Joaquín / Aurioles /

España y Portugal

ESPAÑA no es Portugal. Tampoco éramos Grecia o Irlanda, pero si sus dificultades económicas terminaron pasándonos factura, mucho más ocurrirá en el caso del país vecino. Con Portugal no sólo compartimos el extremo occidental de la problemática ribera mediterránea de la Eurozona, sino otras muchas cosas, como nuestra condición de rama europea y seminal de la comunidad iberoamericana. También los bancos españoles son sus principales acreedores, por un importe superior a los 75.000 millones de euros. Más o menos como el Reino Unido con Irlanda, aunque con el agravante de que es probable que la exigencia alemana de que bancos y acreedores privados asuman una parte de las pérdidas termine imponiéndose en breve.

Portugal es un país en crisis. Y no sólo desde un punto de vista económico, sino también desde el político y el institucional. El rechazo parlamentario al programa para sacar al país de la crisis ha provocado la dimisión del Primer Ministro y la convocatoria de elecciones para el 5 de junio, lo que obliga a tener que abordar en condiciones de interinidad política una situación económica extraordinariamente complicada y en franco deterioro como consecuencia del acoso sistemático de los mercados. A pesar de ello, las autoridades se han resistido hasta ahora al rescate europeo, lo cual resulta comprensible desde el punto de vista político, puesto la intervención vendría acompañada de imposiciones que limitarían significativamente el margen de maniobra del nuevo gobierno. Pero también provocó la crítica e incluso el levantamiento de otras instituciones. Entre ellas la banca, obligada a añadir a sus propios problemas los derivados de las dificultades financieras del Estado.

Tras la rebaja de su rating, la prima de riesgo portuguesa ha superado ampliamente la barrera de los 500 puntos y el rendimiento de los bonos a cinco años la del 10%. En estas condiciones, salir al exterior a buscar financiación se convierte en una aventura imposible para los bancos, que se ven forzados a una mayor dependencia del BCE en el corto y medio plazo y a endurecer las condiciones de los préstamos al sector privado. Todo esto se traslada al sector real de la economía en forma de mayores costes y de deterioro de la competitividad, con las dificultades añadidas para el comienzo de la reactivación.

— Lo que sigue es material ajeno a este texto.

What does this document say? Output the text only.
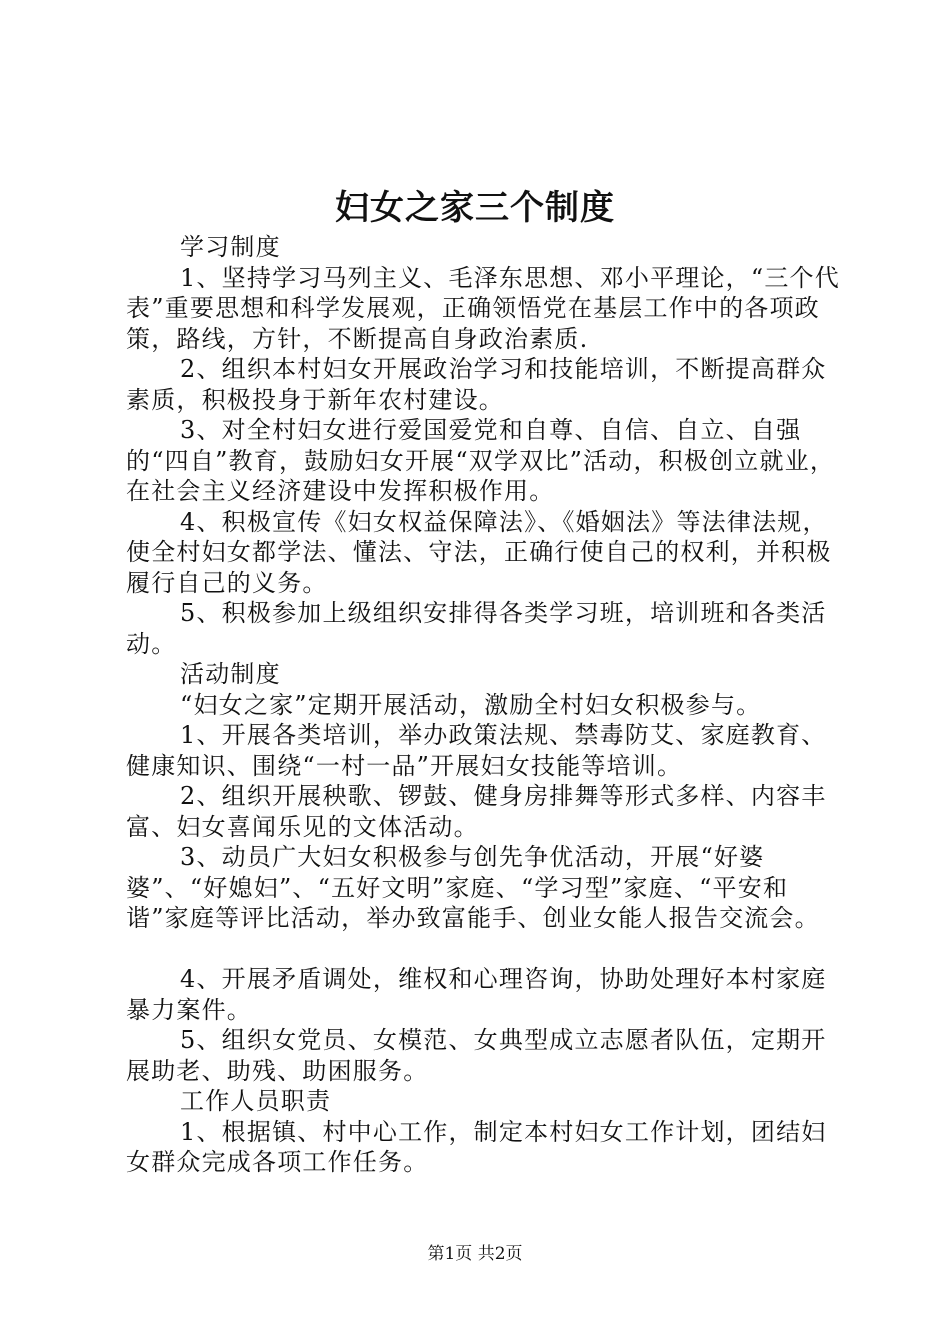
妇女之家三个制度

学习制度

1、坚持学习马列主义、毛泽东思想、邓小平理论，“三个代表”重要思想和科学发展观，正确领悟党在基层工作中的各项政策，路线，方针，不断提高自身政治素质.

2、组织本村妇女开展政治学习和技能培训，不断提高群众素质，积极投身于新年农村建设。

3、对全村妇女进行爱国爱党和自尊、自信、自立、自强的“四自”教育，鼓励妇女开展“双学双比”活动，积极创立就业，在社会主义经济建设中发挥积极作用。

4、积极宣传《妇女权益保障法》、《婚姻法》等法律法规，使全村妇女都学法、懂法、守法，正确行使自己的权利，并积极履行自己的义务。

5、积极参加上级组织安排得各类学习班，培训班和各类活动。

活动制度

“妇女之家”定期开展活动，激励全村妇女积极参与。

1、开展各类培训，举办政策法规、禁毒防艾、家庭教育、健康知识、围绕“一村一品”开展妇女技能等培训。

2、组织开展秧歌、锣鼓、健身房排舞等形式多样、内容丰富、妇女喜闻乐见的文体活动。

3、动员广大妇女积极参与创先争优活动，开展“好婆婆”、“好媳妇”、“五好文明”家庭、“学习型”家庭、“平安和谐”家庭等评比活动，举办致富能手、创业女能人报告交流会。

4、开展矛盾调处，维权和心理咨询，协助处理好本村家庭暴力案件。

5、组织女党员、女模范、女典型成立志愿者队伍，定期开展助老、助残、助困服务。

工作人员职责

1、根据镇、村中心工作，制定本村妇女工作计划，团结妇女群众完成各项工作任务。

第1页 共2页
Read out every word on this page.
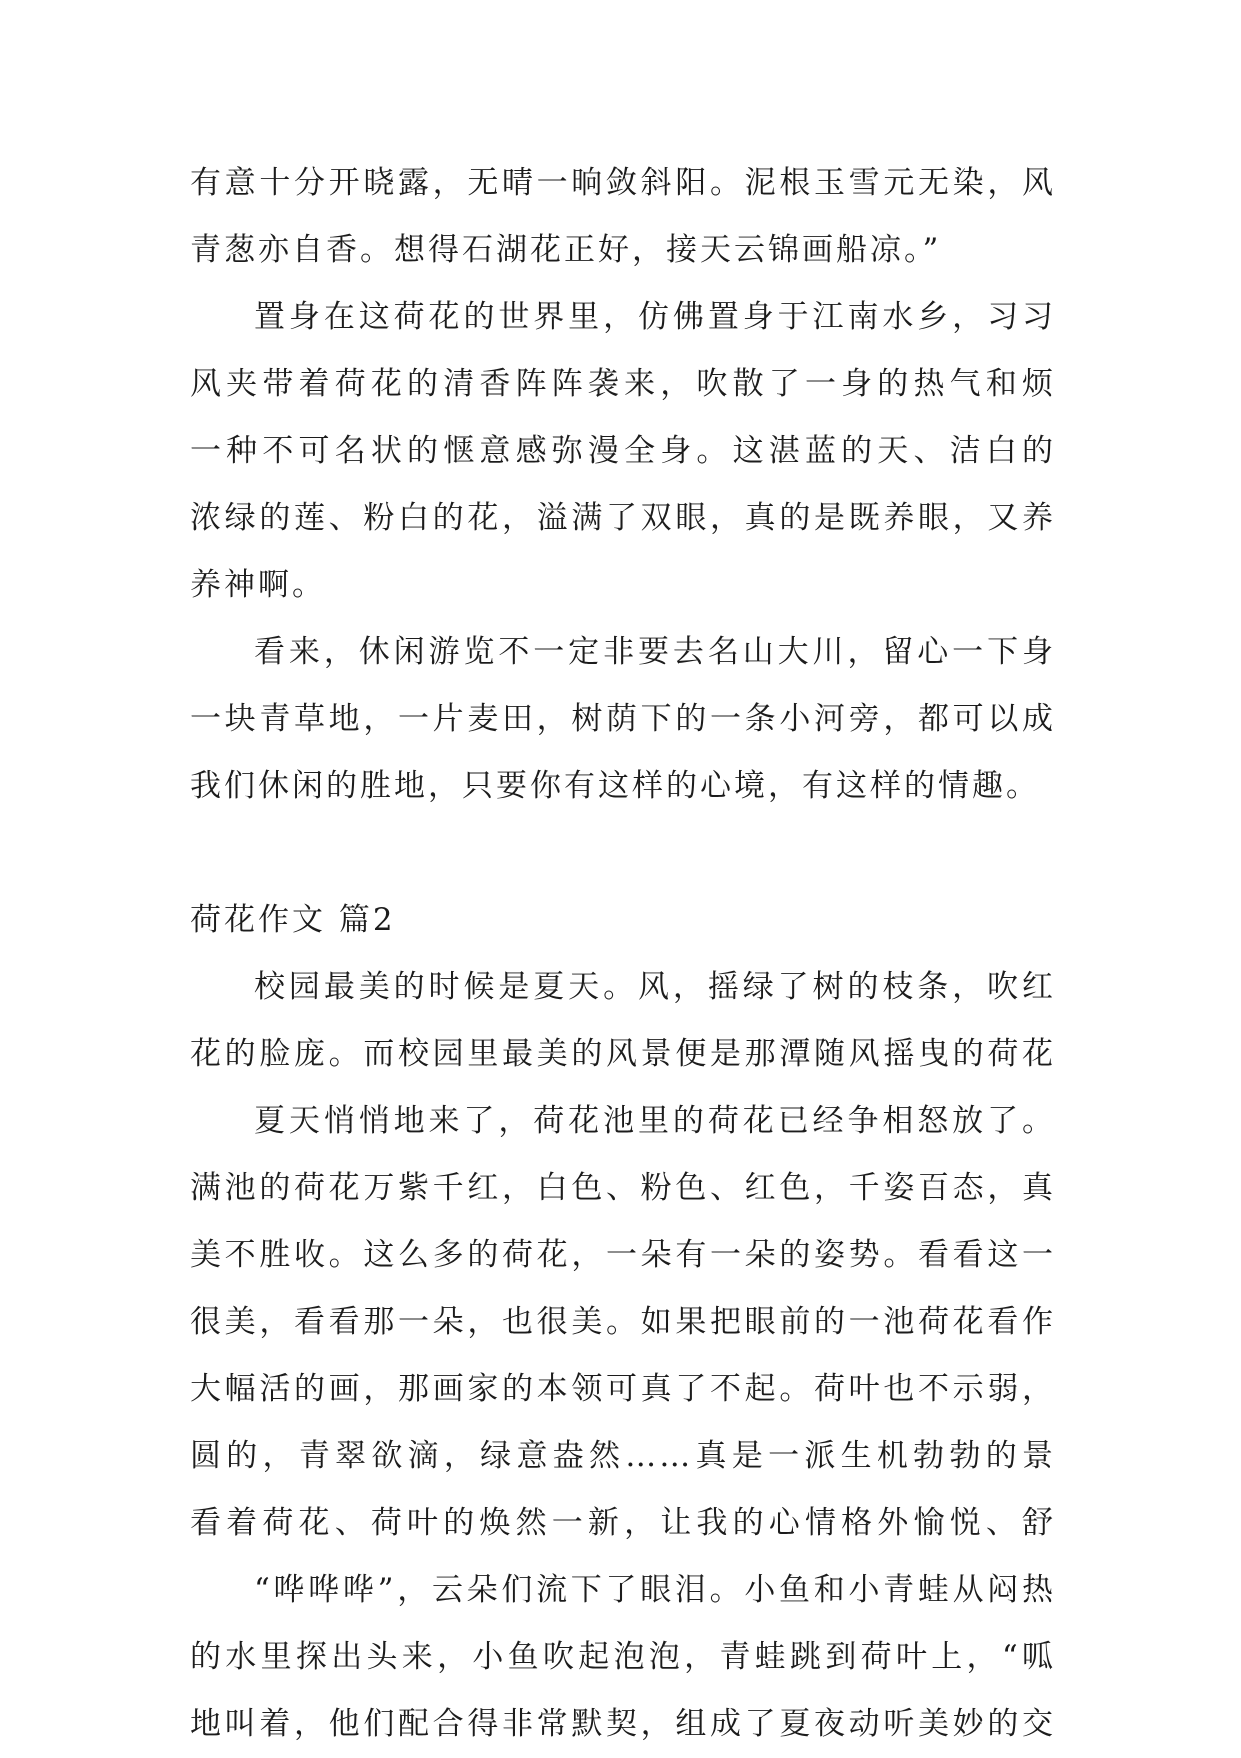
有意十分开晓露，无晴一晌敛斜阳。泥根玉雪元无染，风
青葱亦自香。想得石湖花正好，接天云锦画船凉。”
置身在这荷花的世界里，仿佛置身于江南水乡，习习
风夹带着荷花的清香阵阵袭来，吹散了一身的热气和烦
一种不可名状的惬意感弥漫全身。这湛蓝的天、洁白的
浓绿的莲、粉白的花，溢满了双眼，真的是既养眼，又养
养神啊。
看来，休闲游览不一定非要去名山大川，留心一下身
一块青草地，一片麦田，树荫下的一条小河旁，都可以成
我们休闲的胜地，只要你有这样的心境，有这样的情趣。
荷花作文 篇2
校园最美的时候是夏天。风，摇绿了树的枝条，吹红
花的脸庞。而校园里最美的风景便是那潭随风摇曳的荷花
夏天悄悄地来了，荷花池里的荷花已经争相怒放了。
满池的荷花万紫千红，白色、粉色、红色，千姿百态，真
美不胜收。这么多的荷花，一朵有一朵的姿势。看看这一
很美，看看那一朵，也很美。如果把眼前的一池荷花看作
大幅活的画，那画家的本领可真了不起。荷叶也不示弱，
圆的，青翠欲滴，绿意盎然……真是一派生机勃勃的景
看着荷花、荷叶的焕然一新，让我的心情格外愉悦、舒
“哗哗哗”，云朵们流下了眼泪。小鱼和小青蛙从闷热
的水里探出头来，小鱼吹起泡泡，青蛙跳到荷叶上，“呱
地叫着，他们配合得非常默契，组成了夏夜动听美妙的交
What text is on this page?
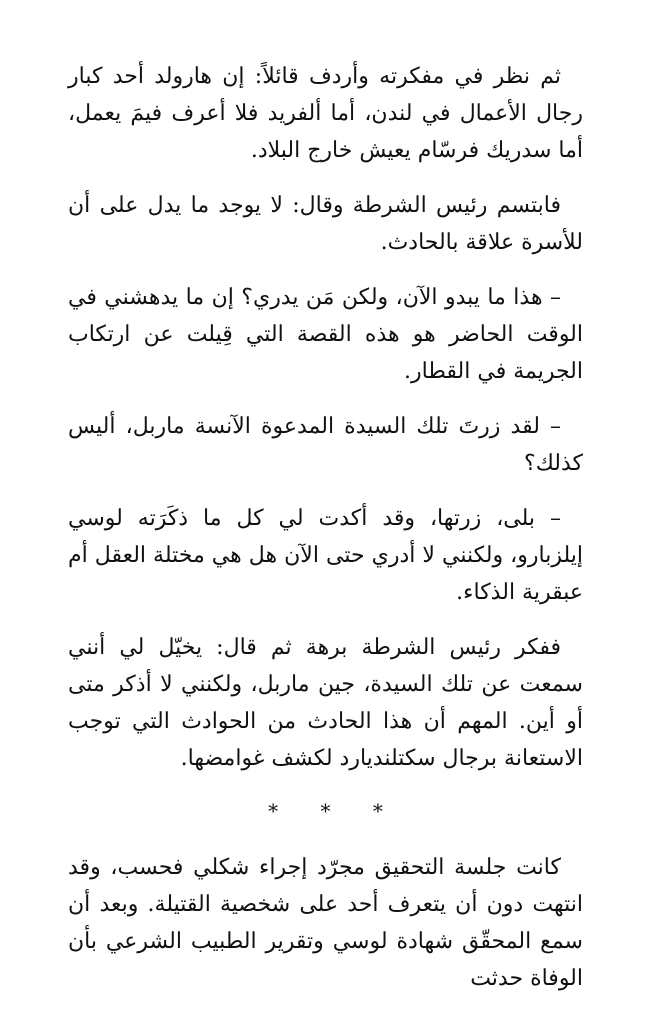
ثم نظر في مفكرته وأردف قائلاً: إن هارولد أحد كبار رجال الأعمال في لندن، أما ألفريد فلا أعرف فيمَ يعمل، أما سدريك فرسّام يعيش خارج البلاد.

فابتسم رئيس الشرطة وقال: لا يوجد ما يدل على أن للأسرة علاقة بالحادث.

– هذا ما يبدو الآن، ولكن مَن يدري؟ إن ما يدهشني في الوقت الحاضر هو هذه القصة التي قِيلت عن ارتكاب الجريمة في القطار.

– لقد زرتَ تلك السيدة المدعوة الآنسة ماربل، أليس كذلك؟

– بلى، زرتها، وقد أكدت لي كل ما ذكَرَته لوسي إيلزبارو، ولكنني لا أدري حتى الآن هل هي مختلة العقل أم عبقرية الذكاء.

ففكر رئيس الشرطة برهة ثم قال: يخيّل لي أنني سمعت عن تلك السيدة، جين ماربل، ولكنني لا أذكر متى أو أين. المهم أن هذا الحادث من الحوادث التي توجب الاستعانة برجال سكتلنديارد لكشف غوامضها.

* * *

كانت جلسة التحقيق مجرّد إجراء شكلي فحسب، وقد انتهت دون أن يتعرف أحد على شخصية القتيلة. وبعد أن سمع المحقّق شهادة لوسي وتقرير الطبيب الشرعي بأن الوفاة حدثت
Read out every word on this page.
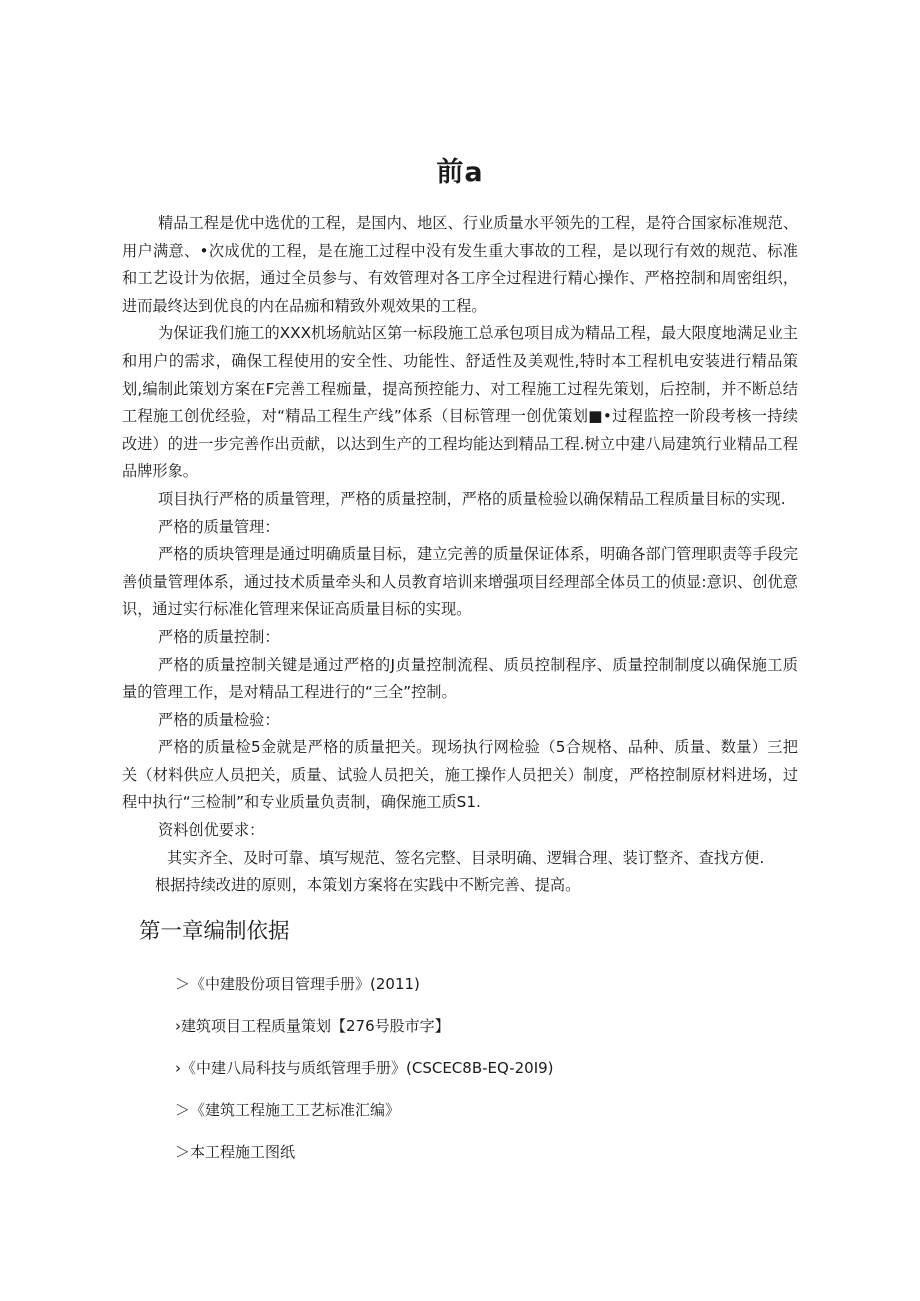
前a

精品工程是优中选优的工程，是国内、地区、行业质量水平领先的工程，是符合国家标准规范、用户满意、•次成优的工程，是在施工过程中没有发生重大事故的工程，是以现行有效的规范、标准和工艺设计为依据，通过全员参与、有效管理对各工序全过程进行精心操作、严格控制和周密组织，进而最终达到优良的内在品痂和精致外观效果的工程。

为保证我们施工的XXX机场航站区第一标段施工总承包项目成为精品工程，最大限度地满足业主和用户的需求，确保工程使用的安全性、功能性、舒适性及美观性,特时本工程机电安装进行精品策划,编制此策划方案在F完善工程痂量，提高预控能力、对工程施工过程先策划，后控制，并不断总结工程施工创优经验，对“精品工程生产线”体系（目标管理一创优策划■•过程监控一阶段考核一持续改进）的进一步完善作出贡献，以达到生产的工程均能达到精品工程.树立中建八局建筑行业精品工程品牌形象。

项目执行严格的质量管理，严格的质量控制，严格的质量检验以确保精品工程质量目标的实现.

严格的质量管理：

严格的质块管理是通过明确质量目标，建立完善的质量保证体系，明确各部门管理职责等手段完善侦量管理体系，通过技术质量牵头和人员教育培训来增强项目经理部全体员工的侦显:意识、创优意识，通过实行标准化管理来保证高质量目标的实现。

严格的质量控制：

严格的质量控制关键是通过严格的J贞量控制流程、质员控制程序、质量控制制度以确保施工质量的管理工作，是对精品工程进行的“三全”控制。

严格的质量检验：

严格的质量检5金就是严格的质量把关。现场执行网检验（5合规格、品种、质量、数量）三把关（材料供应人员把关，质量、试验人员把关，施工操作人员把关）制度，严格控制原材料进场，过程中执行“三检制”和专业质量负责制，确保施工质S1.

资料创优要求：

其实齐全、及时可靠、填写规范、签名完整、目录明确、逻辑合理、装订整齐、查找方便.

根据持续改进的原则，本策划方案将在实践中不断完善、提高。

第一章编制依据
＞《中建股份项目管理手册》(2011)
›建筑项目工程质量策划【276号股市字】
›《中建八局科技与质纸管理手册》(CSCEC8B-EQ-20I9)
＞《建筑工程施工工艺标准汇编》
＞本工程施工图纸
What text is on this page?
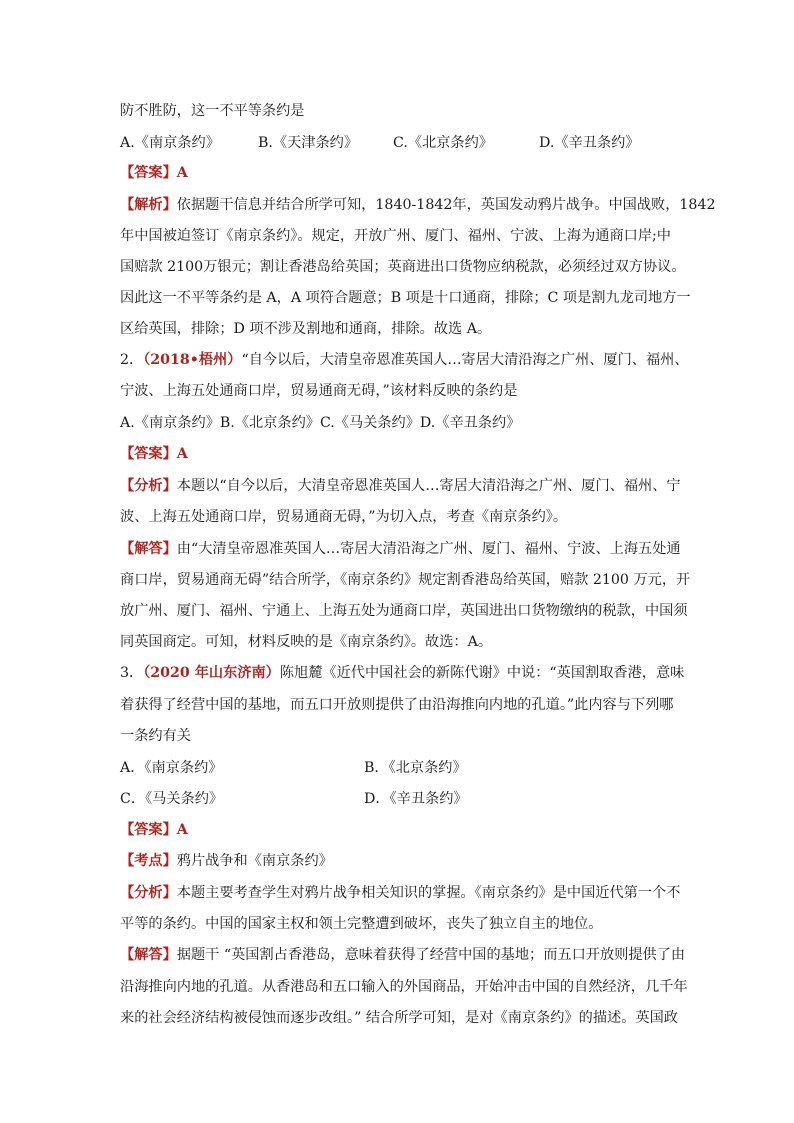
防不胜防，这一不平等条约是
A.《南京条约》	B.《天津条约》 C.《北京条约》	D.《辛丑条约》
【答案】A
【解析】依据题干信息并结合所学可知，1840-1842年，英国发动鸦片战争。中国战败，1842
年中国被迫签订《南京条约》。规定，开放广州、厦门、福州、宁波、上海为通商口岸;中
国赔款 2100万银元；割让香港岛给英国；英商进出口货物应纳税款，必须经过双方协议。
因此这一不平等条约是 A，A 项符合题意；B 项是十口通商，排除；C 项是割九龙司地方一
区给英国，排除；D 项不涉及割地和通商，排除。故选 A。
2．（2018•梧州）“自今以后，大清皇帝恩准英国人…寄居大清沿海之广州、厦门、福州、
宁波、上海五处通商口岸，贸易通商无碍，”该材料反映的条约是
A.《南京条约》B.《北京条约》C.《马关条约》D.《辛丑条约》
【答案】A
【分析】本题以“自今以后，大清皇帝恩准英国人…寄居大清沿海之广州、厦门、福州、宁
波、上海五处通商口岸，贸易通商无碍，”为切入点，考查《南京条约》。
【解答】由“大清皇帝恩准英国人…寄居大清沿海之广州、厦门、福州、宁波、上海五处通
商口岸，贸易通商无碍”结合所学，《南京条约》规定割香港岛给英国，赔款 2100 万元，开
放广州、厦门、福州、宁通上、上海五处为通商口岸，英国进出口货物缴纳的税款，中国须
同英国商定。可知，材料反映的是《南京条约》。故选：A。
3．（2020 年山东济南）陈旭麓《近代中国社会的新陈代谢》中说：“英国割取香港，意味
着获得了经营中国的基地，而五口开放则提供了由沿海推向内地的孔道。”此内容与下列哪
一条约有关
A．《南京条约》	B．《北京条约》
C．《马关条约》	D．《辛丑条约》
【答案】A
【考点】鸦片战争和《南京条约》
【分析】本题主要考查学生对鸦片战争相关知识的掌握。《南京条约》是中国近代第一个不
平等的条约。中国的国家主权和领土完整遭到破坏，丧失了独立自主的地位。
【解答】据题干 “英国割占香港岛，意味着获得了经营中国的基地；而五口开放则提供了由
沿海推向内地的孔道。从香港岛和五口输入的外国商品，开始冲击中国的自然经济，几千年
来的社会经济结构被侵蚀而逐步改组。” 结合所学可知，是对《南京条约》的描述。英国政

En España la situación no ha llegado a los extremos de Portugal e incluso se respira un clima de cierta relajación desde comienzos del año, pero seguimos bajo vigilancia y esto también lo padecen los bancos. Los países endeudados, como España, están condenados a defender su reputación exterior si no quieren verse obligados a unos costes financieros insoportables, aunque la banca española está convencida de que buena parte del diferencial que tiene que soportar se debe a la desconfianza que se contagia desde Grecia, Irlanda y Portugal. Quizá tengan razón, pero la mejor forma de recuperar la credibilidad es siendo escrupuloso en el cumplimiento de todos los compromisos, especialmente el objetivo de déficit público, y en el cuidado de la imagen general de la economía, a la que tan negativamente contribuye el incesante aumento del desempleo.